AHA urged Tavenner and DeSalvo to understand that 2015 also will be a "transition year" for hospitals, and to adjust the reporting calendar accordingly.

"The proposed rule states that, beginning in FY/CY 2015, all eligible hospitals and professionals will be required to use 2014 Edition CEHRT to report meaningful use, consistent with current rules," Fishman wrote. "The reporting period would be 365 days for all providers, except the limited number in their first year of meaningful use, for whom the reporting period will be 90 days. Thus, the vast majority of hospitals will be expected to meet Stage 2 criteria in 2015, for 365 days.

"The AHA strongly recommends that CMS shorten the reporting period for 2015 to 90 days for all hospitals, CAHs and EPs," she added. "As acknowledged in the proposed rule, a central reason for the challenges being faced today is the requirement for a nation-wide, simultaneous upgrade to a new certification level for EHR technology. The flexibility in 2014 is helpful, but in reality provides only three months of additional time for providers to get up and running with Stage 2 requirements using the 2014 Edition technology."

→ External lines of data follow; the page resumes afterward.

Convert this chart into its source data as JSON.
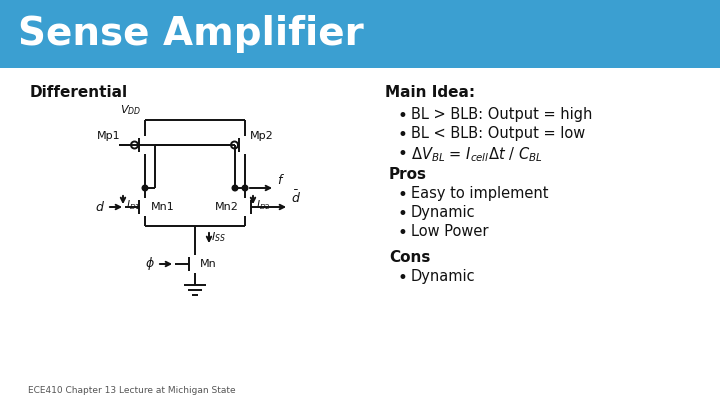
{
  "title": "Sense Amplifier",
  "title_bg_color": "#3B9FD1",
  "title_text_color": "#FFFFFF",
  "content_bg_color": "#FFFFFF",
  "left_label": "Differential",
  "right_title": "Main Idea:",
  "bullets_main": [
    "BL > BLB: Output = high",
    "BL < BLB: Output = low"
  ],
  "bullet_math": "\\Delta V_{BL} = I_{cell}\\Delta t\\,/\\,C_{BL}",
  "pros_title": "Pros",
  "bullets_pros": [
    "Easy to implement",
    "Dynamic",
    "Low Power"
  ],
  "cons_title": "Cons",
  "bullets_cons": [
    "Dynamic"
  ],
  "footer": "ECE410 Chapter 13 Lecture at Michigan State",
  "lc": "#111111",
  "lw": 1.4
}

Assuming a three-month reporting period, it takes 19 months to "efficiently and safely move from having the software to being able to attest to the next stage of meaningful use," the letter points out. "Most hospitals received their 2014 Edition CEHRT in spring or summer 2014 (with some still waiting), and will need until summer 2015 to complete their transition. We believe a 90-day reporting period would keep all providers moving forward to meet Stage 2, while giving them additional time to undertake the many workflow and other changes required by Stage 2."

Having seen the challenges that so many providers are having with regard to Stage 2, AHA implored CMS to learn from those experiences before finalizing the start date for Stage 3.

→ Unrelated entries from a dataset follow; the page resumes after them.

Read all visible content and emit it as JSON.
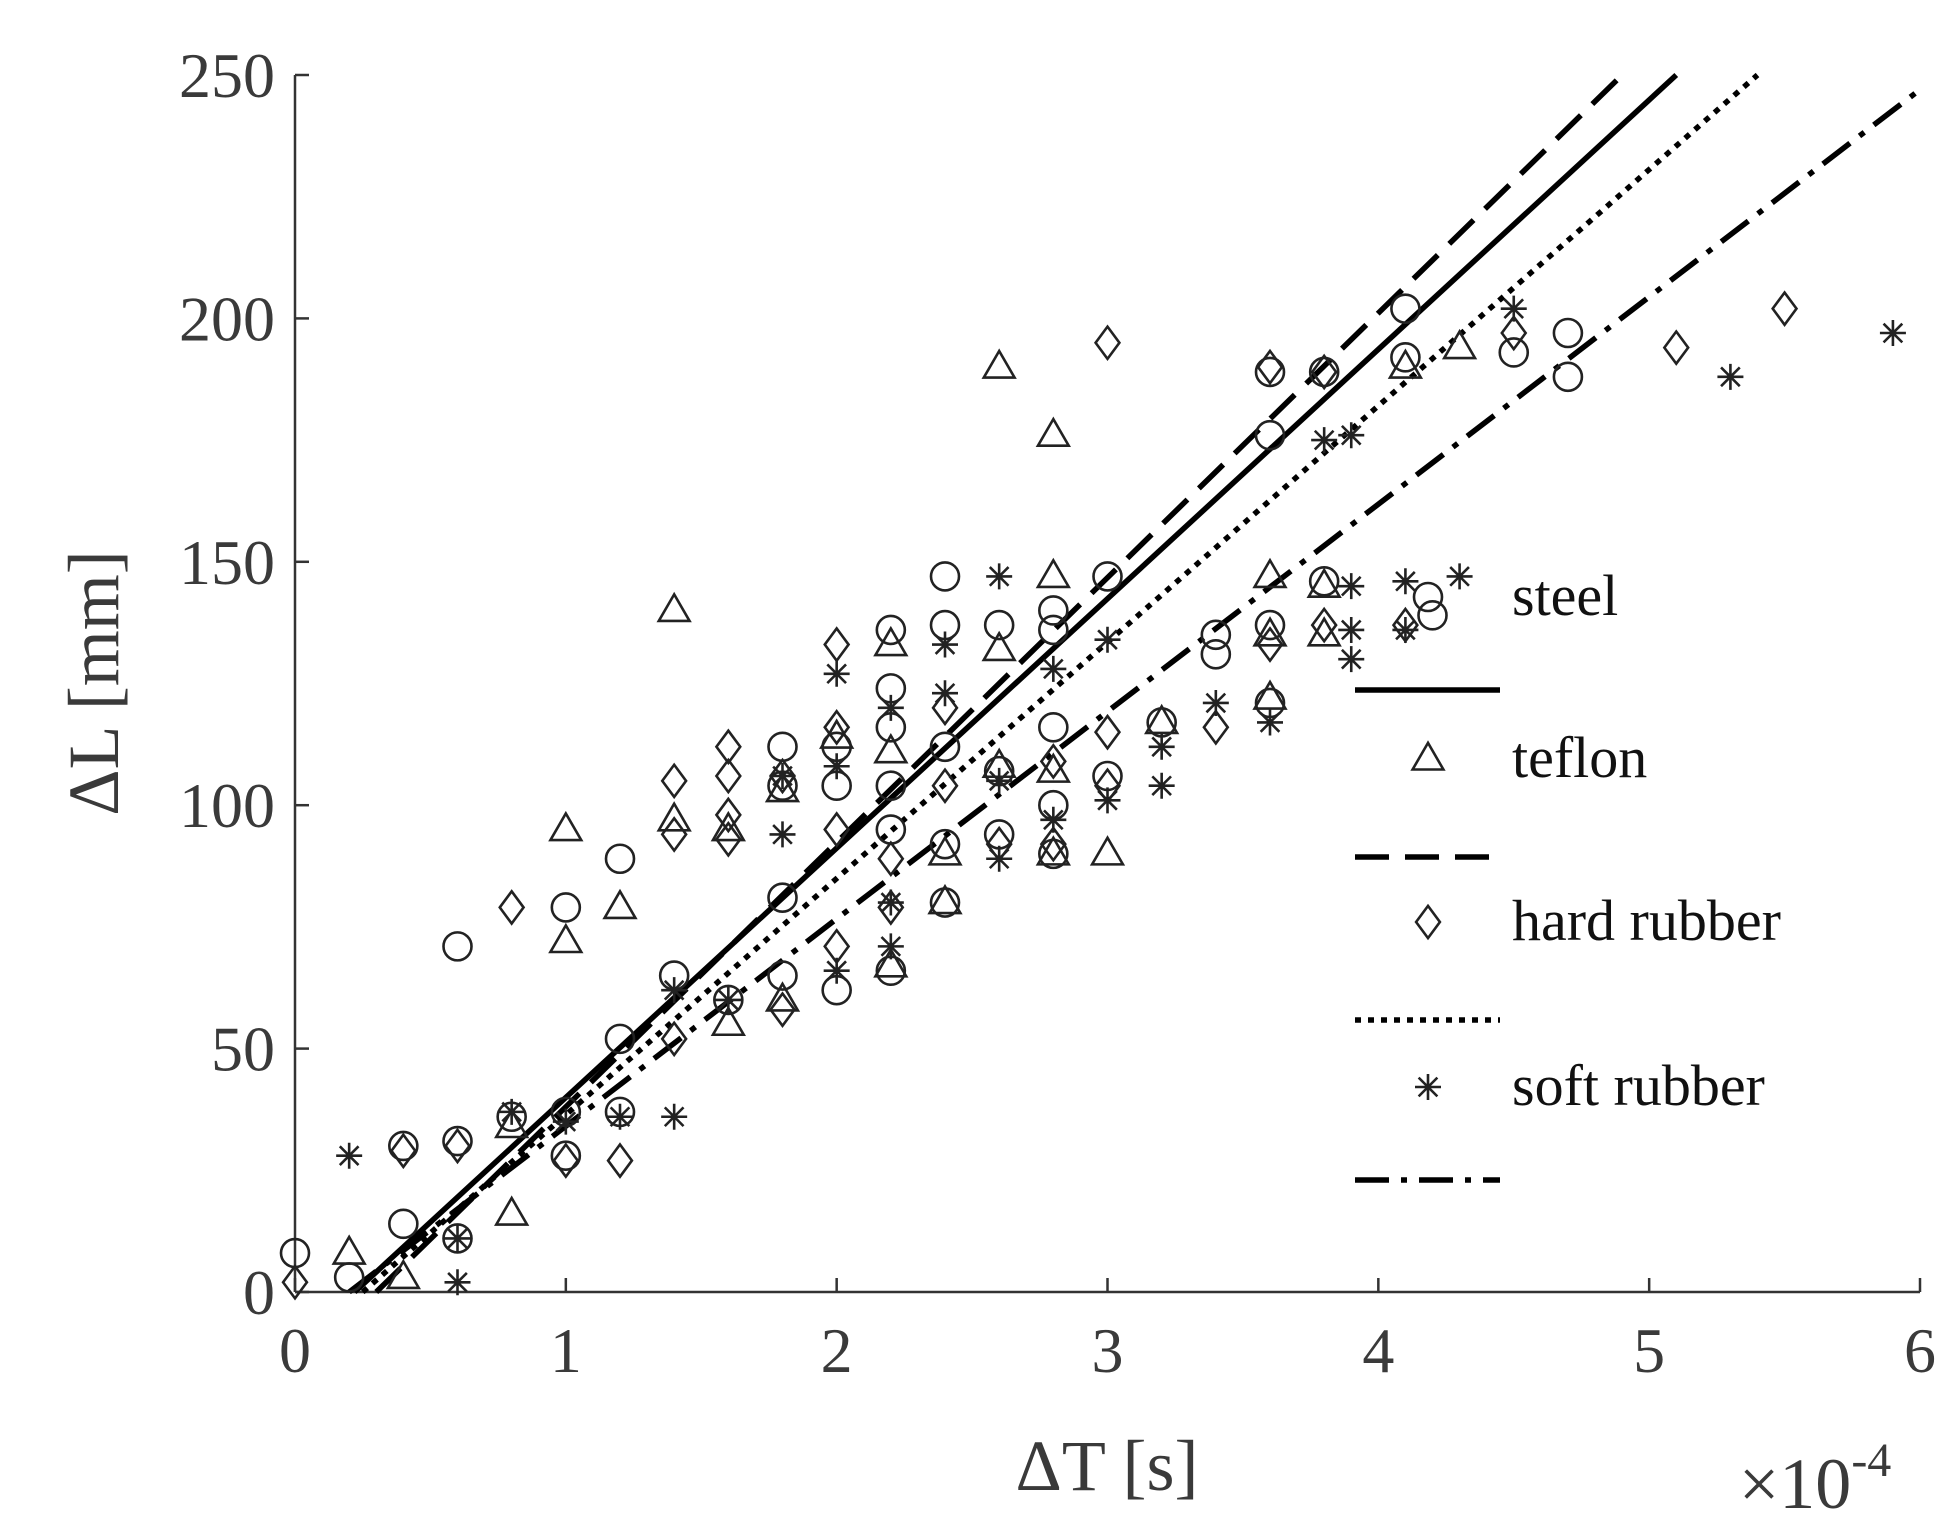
{
  "chart_data": {
    "type": "scatter",
    "title": "",
    "xlabel": "ΔT [s]",
    "ylabel": "ΔL [mm]",
    "x_multiplier": "×10",
    "x_multiplier_exponent": "-4",
    "xlim": [
      0,
      6
    ],
    "ylim": [
      0,
      250
    ],
    "xticks": [
      "0",
      "1",
      "2",
      "3",
      "4",
      "5",
      "6"
    ],
    "yticks": [
      "0",
      "50",
      "100",
      "150",
      "200",
      "250"
    ],
    "x_unit_scale": 0.0001,
    "grid": false,
    "box": false,
    "legend_position": "right",
    "series": [
      {
        "name": "steel",
        "marker": "circle",
        "points": [
          [
            0,
            8
          ],
          [
            0.2,
            3
          ],
          [
            0.4,
            30
          ],
          [
            0.4,
            14
          ],
          [
            0.6,
            71
          ],
          [
            0.6,
            31
          ],
          [
            0.6,
            11
          ],
          [
            0.8,
            36
          ],
          [
            1,
            79
          ],
          [
            1,
            37
          ],
          [
            1,
            28
          ],
          [
            1.2,
            89
          ],
          [
            1.2,
            52
          ],
          [
            1.2,
            37
          ],
          [
            1.4,
            65
          ],
          [
            1.6,
            60
          ],
          [
            1.8,
            112
          ],
          [
            1.8,
            104
          ],
          [
            1.8,
            81
          ],
          [
            1.8,
            65
          ],
          [
            2,
            112
          ],
          [
            2,
            104
          ],
          [
            2,
            62
          ],
          [
            2.2,
            136
          ],
          [
            2.2,
            124
          ],
          [
            2.2,
            116
          ],
          [
            2.2,
            104
          ],
          [
            2.2,
            95
          ],
          [
            2.2,
            66
          ],
          [
            2.4,
            147
          ],
          [
            2.4,
            137
          ],
          [
            2.4,
            112
          ],
          [
            2.4,
            92
          ],
          [
            2.4,
            80
          ],
          [
            2.6,
            137
          ],
          [
            2.6,
            107
          ],
          [
            2.6,
            94
          ],
          [
            2.8,
            140
          ],
          [
            2.8,
            136
          ],
          [
            2.8,
            116
          ],
          [
            2.8,
            100
          ],
          [
            2.8,
            90
          ],
          [
            3,
            147
          ],
          [
            3,
            106
          ],
          [
            3.2,
            117
          ],
          [
            3.4,
            135
          ],
          [
            3.4,
            131
          ],
          [
            3.6,
            189
          ],
          [
            3.6,
            176
          ],
          [
            3.6,
            137
          ],
          [
            3.6,
            121
          ],
          [
            3.8,
            189
          ],
          [
            3.8,
            146
          ],
          [
            4.1,
            202
          ],
          [
            4.1,
            192
          ],
          [
            4.2,
            139
          ],
          [
            4.5,
            193
          ],
          [
            4.7,
            197
          ],
          [
            4.7,
            188
          ]
        ]
      },
      {
        "name": "teflon",
        "marker": "triangle",
        "points": [
          [
            0.2,
            8
          ],
          [
            0.4,
            3
          ],
          [
            0.8,
            16
          ],
          [
            0.8,
            34
          ],
          [
            1,
            95
          ],
          [
            1,
            72
          ],
          [
            1.2,
            79
          ],
          [
            1.4,
            140
          ],
          [
            1.4,
            97
          ],
          [
            1.6,
            95
          ],
          [
            1.6,
            55
          ],
          [
            1.8,
            103
          ],
          [
            1.8,
            60
          ],
          [
            2,
            114
          ],
          [
            2.2,
            133
          ],
          [
            2.2,
            111
          ],
          [
            2.2,
            67
          ],
          [
            2.4,
            90
          ],
          [
            2.4,
            80
          ],
          [
            2.6,
            190
          ],
          [
            2.6,
            132
          ],
          [
            2.6,
            108
          ],
          [
            2.8,
            176
          ],
          [
            2.8,
            147
          ],
          [
            2.8,
            107
          ],
          [
            2.8,
            90
          ],
          [
            3,
            90
          ],
          [
            3.2,
            117
          ],
          [
            3.6,
            147
          ],
          [
            3.6,
            135
          ],
          [
            3.6,
            122
          ],
          [
            3.8,
            145
          ],
          [
            3.8,
            135
          ],
          [
            4.1,
            190
          ],
          [
            4.3,
            194
          ]
        ]
      },
      {
        "name": "hard rubber",
        "marker": "diamond",
        "points": [
          [
            0,
            2
          ],
          [
            0.4,
            29
          ],
          [
            0.6,
            30
          ],
          [
            0.8,
            79
          ],
          [
            1,
            27
          ],
          [
            1.2,
            27
          ],
          [
            1.4,
            105
          ],
          [
            1.4,
            94
          ],
          [
            1.4,
            52
          ],
          [
            1.6,
            112
          ],
          [
            1.6,
            106
          ],
          [
            1.6,
            98
          ],
          [
            1.6,
            93
          ],
          [
            1.8,
            106
          ],
          [
            1.8,
            58
          ],
          [
            2,
            133
          ],
          [
            2,
            116
          ],
          [
            2,
            95
          ],
          [
            2,
            71
          ],
          [
            2.2,
            89
          ],
          [
            2.2,
            79
          ],
          [
            2.4,
            120
          ],
          [
            2.4,
            104
          ],
          [
            2.6,
            92
          ],
          [
            2.8,
            109
          ],
          [
            2.8,
            92
          ],
          [
            3,
            195
          ],
          [
            3,
            115
          ],
          [
            3,
            104
          ],
          [
            3.4,
            116
          ],
          [
            3.6,
            190
          ],
          [
            3.6,
            133
          ],
          [
            3.8,
            189
          ],
          [
            3.8,
            137
          ],
          [
            4.1,
            137
          ],
          [
            4.5,
            197
          ],
          [
            5.1,
            194
          ],
          [
            5.5,
            202
          ]
        ]
      },
      {
        "name": "soft rubber",
        "marker": "star",
        "points": [
          [
            0.2,
            28
          ],
          [
            0.6,
            2
          ],
          [
            0.6,
            11
          ],
          [
            0.8,
            37
          ],
          [
            1,
            35
          ],
          [
            1.2,
            36
          ],
          [
            1.4,
            36
          ],
          [
            1.4,
            62
          ],
          [
            1.6,
            60
          ],
          [
            1.8,
            94
          ],
          [
            1.8,
            106
          ],
          [
            2,
            127
          ],
          [
            2,
            108
          ],
          [
            2,
            66
          ],
          [
            2.2,
            120
          ],
          [
            2.2,
            80
          ],
          [
            2.2,
            71
          ],
          [
            2.4,
            133
          ],
          [
            2.4,
            123
          ],
          [
            2.6,
            147
          ],
          [
            2.6,
            105
          ],
          [
            2.6,
            89
          ],
          [
            2.8,
            97
          ],
          [
            2.8,
            128
          ],
          [
            3,
            134
          ],
          [
            3,
            101
          ],
          [
            3.2,
            112
          ],
          [
            3.2,
            104
          ],
          [
            3.4,
            121
          ],
          [
            3.6,
            117
          ],
          [
            3.8,
            175
          ],
          [
            3.9,
            176
          ],
          [
            3.9,
            145
          ],
          [
            3.9,
            136
          ],
          [
            3.9,
            130
          ],
          [
            4.1,
            146
          ],
          [
            4.1,
            136
          ],
          [
            4.3,
            147
          ],
          [
            4.5,
            202
          ],
          [
            5.3,
            188
          ],
          [
            5.9,
            197
          ]
        ]
      }
    ],
    "fit_lines": [
      {
        "name": "steel",
        "style": "solid",
        "x": [
          0.22,
          5.1
        ],
        "y": [
          0,
          250
        ]
      },
      {
        "name": "teflon",
        "style": "dashed",
        "x": [
          0.3,
          4.9
        ],
        "y": [
          0,
          250
        ]
      },
      {
        "name": "hard rubber",
        "style": "dotted",
        "x": [
          0.25,
          5.4
        ],
        "y": [
          0,
          250
        ]
      },
      {
        "name": "soft rubber",
        "style": "dashdot",
        "x": [
          0.2,
          6.0
        ],
        "y": [
          0,
          247
        ]
      }
    ]
  }
}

"The AHA believes it is too soon to finalize the start date of Stage 3 as FY 2017 for hospitals, as proposed," wrote Fishman. "Instead, CMS should specify that the 2014 Stage 1 and Stage 2 criteria will be effective until updated by future rulemaking."

As it stands, the proposed start of Stage 3 is Oct. 1, 2016, the first day of FY 2017, she points out.

"While hospitals may be ready for Stage 3 on that date, there is no evidence to support that assertion. To the contrary, experience to date suggests that rushing toward another aggressive deadline for Stage 3 could jeopardize program success.

"Furthermore, no one, including CMS and ONC, can judge readiness for providers to meet Stage 3 in the absence of the specific criteria that will be required. It would, therefore, be more appropriate to wait until the Stage 3 rules themselves are finalized to codify the start date in regulation."

The paltry numbers of Stage 2 success stories speak for themselves, Fishman argued.

"As of mid-May 2014, fewer than 10 hospitals and 50 EPs had attested to Stage 2," she wrote. "The limited success suggests that the aggressive timeline is not the only challenge."